Diesem Umstand ist es zu verdanken, dass sich die Forschung (fast) jeden aktenkundigen Schotten vornehmen kann, und auch Kowalski präsentiert im Text und in den beigegebenen umfangreichen Anhängen viel Material. Er kommt dabei zu neuen und teils auch überraschenden Ergebnissen, die unser Bild der vormodernen Stadt Krakau weiter differenzieren können. Ab den 1570er-Jahren finden sich vermehrt Schotten in den Stadtakten, da sie zu diesem Zeitpunkt wohl verstärkt begannen, das Bürgerrecht zu beantragen. Die Krakauer Schotten kamen vor allem aus Aberdeen und sind ein Beispiel für eine Ketten-Migration. Kennzeichnend für ihre wirtschaftliche Tätigkeit war der Handel mit sogenannten Nürnberger Kramwaren oder Tand, die sie entweder in Ständen und Läden verkauften oder auf dem Rücken tragend in die umliegenden Städte verbrachten. In diesem Kleinhandel waren traditionell viele Frauen vertreten, die sich auch in die lokalen Zünfte integrierten. Die reicheren Neuankömmlinge besaßen wenige Immobilien, dafür aber einiges an mobilen Gütern. Entsprechend der multilingualen Stadtkultur in Ostmitteleuropa war es selbstverständlich, dass sie - neben Gälisch - Englisch, Polnisch und häufig auch Deutsch sprachen. Ihre Integrationsfähigkeit scheint jedoch im Vergleich zu den beiden anderen großen ethnischen Gruppen, den Deutschen und Italienern, nicht ganz so ausgeprägt gewesen zu sein. Während sich etwa die Deutschen problemlos assimilierten, blieben die Schotten wohl eher unter sich und reduzierten ihre Kontakte auf einen pragmatischen Umgang.

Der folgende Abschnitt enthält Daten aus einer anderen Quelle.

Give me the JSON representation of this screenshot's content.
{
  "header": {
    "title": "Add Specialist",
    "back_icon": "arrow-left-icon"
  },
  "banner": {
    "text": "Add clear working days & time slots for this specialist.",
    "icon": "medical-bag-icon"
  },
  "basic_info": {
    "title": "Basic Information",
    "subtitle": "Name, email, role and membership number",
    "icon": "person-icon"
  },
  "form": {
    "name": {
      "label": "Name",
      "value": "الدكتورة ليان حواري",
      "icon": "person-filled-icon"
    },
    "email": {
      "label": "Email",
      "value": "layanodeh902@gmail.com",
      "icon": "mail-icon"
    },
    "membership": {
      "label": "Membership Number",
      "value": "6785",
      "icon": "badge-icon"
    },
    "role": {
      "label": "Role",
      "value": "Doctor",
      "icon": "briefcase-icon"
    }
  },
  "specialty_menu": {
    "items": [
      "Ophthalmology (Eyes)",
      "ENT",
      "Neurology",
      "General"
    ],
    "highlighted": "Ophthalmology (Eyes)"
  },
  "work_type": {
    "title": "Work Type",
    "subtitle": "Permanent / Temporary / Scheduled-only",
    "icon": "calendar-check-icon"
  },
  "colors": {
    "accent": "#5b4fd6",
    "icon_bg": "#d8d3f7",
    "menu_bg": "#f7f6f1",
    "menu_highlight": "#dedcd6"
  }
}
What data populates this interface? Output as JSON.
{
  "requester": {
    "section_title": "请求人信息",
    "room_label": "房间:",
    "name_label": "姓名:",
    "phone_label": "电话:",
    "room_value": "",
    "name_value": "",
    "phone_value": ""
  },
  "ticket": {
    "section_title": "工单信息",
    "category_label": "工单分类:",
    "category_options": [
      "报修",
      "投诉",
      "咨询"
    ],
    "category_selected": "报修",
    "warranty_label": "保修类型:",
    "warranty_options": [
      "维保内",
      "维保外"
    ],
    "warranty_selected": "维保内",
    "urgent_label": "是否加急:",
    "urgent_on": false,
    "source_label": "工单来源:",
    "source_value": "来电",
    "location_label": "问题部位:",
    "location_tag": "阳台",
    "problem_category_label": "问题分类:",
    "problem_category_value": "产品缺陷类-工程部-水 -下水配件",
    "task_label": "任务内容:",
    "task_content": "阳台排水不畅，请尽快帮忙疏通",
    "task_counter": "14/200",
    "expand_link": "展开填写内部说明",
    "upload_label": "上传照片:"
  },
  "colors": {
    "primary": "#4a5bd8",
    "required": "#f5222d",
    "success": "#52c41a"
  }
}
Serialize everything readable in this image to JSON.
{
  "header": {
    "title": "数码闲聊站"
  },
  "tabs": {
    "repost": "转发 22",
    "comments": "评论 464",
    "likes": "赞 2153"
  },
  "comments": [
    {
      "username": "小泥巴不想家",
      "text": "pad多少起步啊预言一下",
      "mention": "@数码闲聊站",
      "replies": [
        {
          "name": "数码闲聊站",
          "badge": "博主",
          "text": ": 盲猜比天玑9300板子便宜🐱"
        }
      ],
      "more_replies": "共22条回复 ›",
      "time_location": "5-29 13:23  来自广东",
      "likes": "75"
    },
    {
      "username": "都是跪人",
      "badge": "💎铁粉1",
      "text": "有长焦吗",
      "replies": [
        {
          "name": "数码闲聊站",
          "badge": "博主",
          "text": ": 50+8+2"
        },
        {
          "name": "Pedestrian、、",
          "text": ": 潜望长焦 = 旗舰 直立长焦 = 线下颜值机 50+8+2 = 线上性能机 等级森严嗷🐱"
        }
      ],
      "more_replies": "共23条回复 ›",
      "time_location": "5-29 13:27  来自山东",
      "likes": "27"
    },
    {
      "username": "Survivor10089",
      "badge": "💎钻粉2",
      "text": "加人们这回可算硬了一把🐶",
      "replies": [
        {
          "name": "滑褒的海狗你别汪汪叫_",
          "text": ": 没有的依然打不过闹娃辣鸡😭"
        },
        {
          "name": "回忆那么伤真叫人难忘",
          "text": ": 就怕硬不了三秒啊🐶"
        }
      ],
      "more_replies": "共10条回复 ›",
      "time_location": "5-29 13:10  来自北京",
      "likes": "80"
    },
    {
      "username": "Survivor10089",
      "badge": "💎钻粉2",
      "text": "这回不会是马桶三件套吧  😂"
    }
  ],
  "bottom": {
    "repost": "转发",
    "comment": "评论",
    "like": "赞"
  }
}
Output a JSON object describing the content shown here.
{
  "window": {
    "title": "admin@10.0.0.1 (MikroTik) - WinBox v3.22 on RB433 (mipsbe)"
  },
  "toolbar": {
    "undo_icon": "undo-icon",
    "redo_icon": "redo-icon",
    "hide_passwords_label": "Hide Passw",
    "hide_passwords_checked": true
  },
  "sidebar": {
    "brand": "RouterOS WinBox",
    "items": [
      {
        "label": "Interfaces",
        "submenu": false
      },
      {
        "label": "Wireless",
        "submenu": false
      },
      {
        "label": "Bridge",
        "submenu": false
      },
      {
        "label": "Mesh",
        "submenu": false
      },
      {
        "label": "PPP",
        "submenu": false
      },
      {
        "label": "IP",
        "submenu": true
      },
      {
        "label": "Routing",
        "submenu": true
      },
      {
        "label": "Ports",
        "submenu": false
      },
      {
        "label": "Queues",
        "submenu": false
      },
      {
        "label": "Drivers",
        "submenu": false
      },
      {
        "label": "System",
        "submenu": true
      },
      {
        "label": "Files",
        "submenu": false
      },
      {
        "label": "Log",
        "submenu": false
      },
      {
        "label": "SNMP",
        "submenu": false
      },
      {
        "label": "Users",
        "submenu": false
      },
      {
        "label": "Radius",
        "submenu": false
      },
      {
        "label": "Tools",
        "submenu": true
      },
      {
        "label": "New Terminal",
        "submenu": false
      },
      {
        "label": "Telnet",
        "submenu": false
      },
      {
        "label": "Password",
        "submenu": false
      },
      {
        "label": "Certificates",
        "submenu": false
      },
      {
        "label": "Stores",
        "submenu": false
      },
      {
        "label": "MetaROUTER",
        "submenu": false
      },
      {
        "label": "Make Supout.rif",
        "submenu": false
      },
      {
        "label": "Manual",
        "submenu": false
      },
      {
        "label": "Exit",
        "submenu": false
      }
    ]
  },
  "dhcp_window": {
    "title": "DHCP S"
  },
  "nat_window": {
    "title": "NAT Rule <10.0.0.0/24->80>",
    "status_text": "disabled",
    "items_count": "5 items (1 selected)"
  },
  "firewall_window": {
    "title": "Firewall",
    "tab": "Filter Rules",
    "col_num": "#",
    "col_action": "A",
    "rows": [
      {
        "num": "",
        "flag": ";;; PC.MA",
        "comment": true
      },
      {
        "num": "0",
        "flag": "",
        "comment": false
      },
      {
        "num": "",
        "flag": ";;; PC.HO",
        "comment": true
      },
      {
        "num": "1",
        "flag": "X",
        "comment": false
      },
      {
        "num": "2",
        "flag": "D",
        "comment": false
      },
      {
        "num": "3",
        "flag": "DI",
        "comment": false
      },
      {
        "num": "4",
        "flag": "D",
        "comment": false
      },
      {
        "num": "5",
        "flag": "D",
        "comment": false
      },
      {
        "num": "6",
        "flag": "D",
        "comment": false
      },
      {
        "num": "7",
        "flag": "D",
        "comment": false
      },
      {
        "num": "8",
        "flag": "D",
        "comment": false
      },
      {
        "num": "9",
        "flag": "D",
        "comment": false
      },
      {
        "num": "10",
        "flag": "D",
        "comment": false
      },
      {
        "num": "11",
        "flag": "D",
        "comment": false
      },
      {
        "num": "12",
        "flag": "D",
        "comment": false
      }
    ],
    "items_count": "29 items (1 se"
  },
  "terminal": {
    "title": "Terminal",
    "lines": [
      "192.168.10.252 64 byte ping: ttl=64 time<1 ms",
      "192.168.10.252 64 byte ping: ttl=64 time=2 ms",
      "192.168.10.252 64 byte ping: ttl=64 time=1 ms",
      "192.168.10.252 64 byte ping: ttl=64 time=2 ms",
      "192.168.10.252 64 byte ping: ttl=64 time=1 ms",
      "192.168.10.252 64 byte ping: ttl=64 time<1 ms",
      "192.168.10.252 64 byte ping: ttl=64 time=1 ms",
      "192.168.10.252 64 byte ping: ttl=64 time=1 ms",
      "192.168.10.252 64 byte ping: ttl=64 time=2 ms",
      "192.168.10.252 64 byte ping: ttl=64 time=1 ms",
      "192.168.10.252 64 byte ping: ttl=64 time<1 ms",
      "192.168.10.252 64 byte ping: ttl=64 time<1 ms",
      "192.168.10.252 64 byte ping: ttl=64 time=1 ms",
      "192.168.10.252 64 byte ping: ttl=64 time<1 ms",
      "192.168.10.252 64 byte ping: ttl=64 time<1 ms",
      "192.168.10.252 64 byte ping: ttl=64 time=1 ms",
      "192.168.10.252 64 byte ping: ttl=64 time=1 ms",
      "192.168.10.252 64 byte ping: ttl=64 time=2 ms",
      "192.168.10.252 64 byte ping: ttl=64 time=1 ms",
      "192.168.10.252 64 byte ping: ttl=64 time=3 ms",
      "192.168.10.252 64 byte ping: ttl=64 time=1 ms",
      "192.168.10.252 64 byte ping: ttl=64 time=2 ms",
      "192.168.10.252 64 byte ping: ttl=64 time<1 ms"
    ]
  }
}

Dem Verfasser ist hoch anzurechnen, dass er sehr vorsichtig formuliert und sein eigenes Zahlenmaterial immer wieder skrupulös hinterfragt. In gewissem Widerspruch hierzu steht die sehr häufige Platzierung von statistischen Angaben und Zahlenmaterial, was teilweise auch den Lesefluss stört. Gerade bei den letzten beiden Kapiteln, dem spannenden Thema der Integration, hätte man sich mehr qualitative Aussagen gewünscht.
Anmerkungen:
[1] Waldemar Kowalski: Wielka imigracja. Szkoci w Krakowie i Małopolsce w XVI - pierwszej połowie XVII wieku, Kielce 2010.
[2] Peter Paul Bajer: Scots in the Polish-Lithuanian Commonwealth, 16th to 18th Centuries. The Formation and Disappearance of an Ethnic Group, Leiden 2012.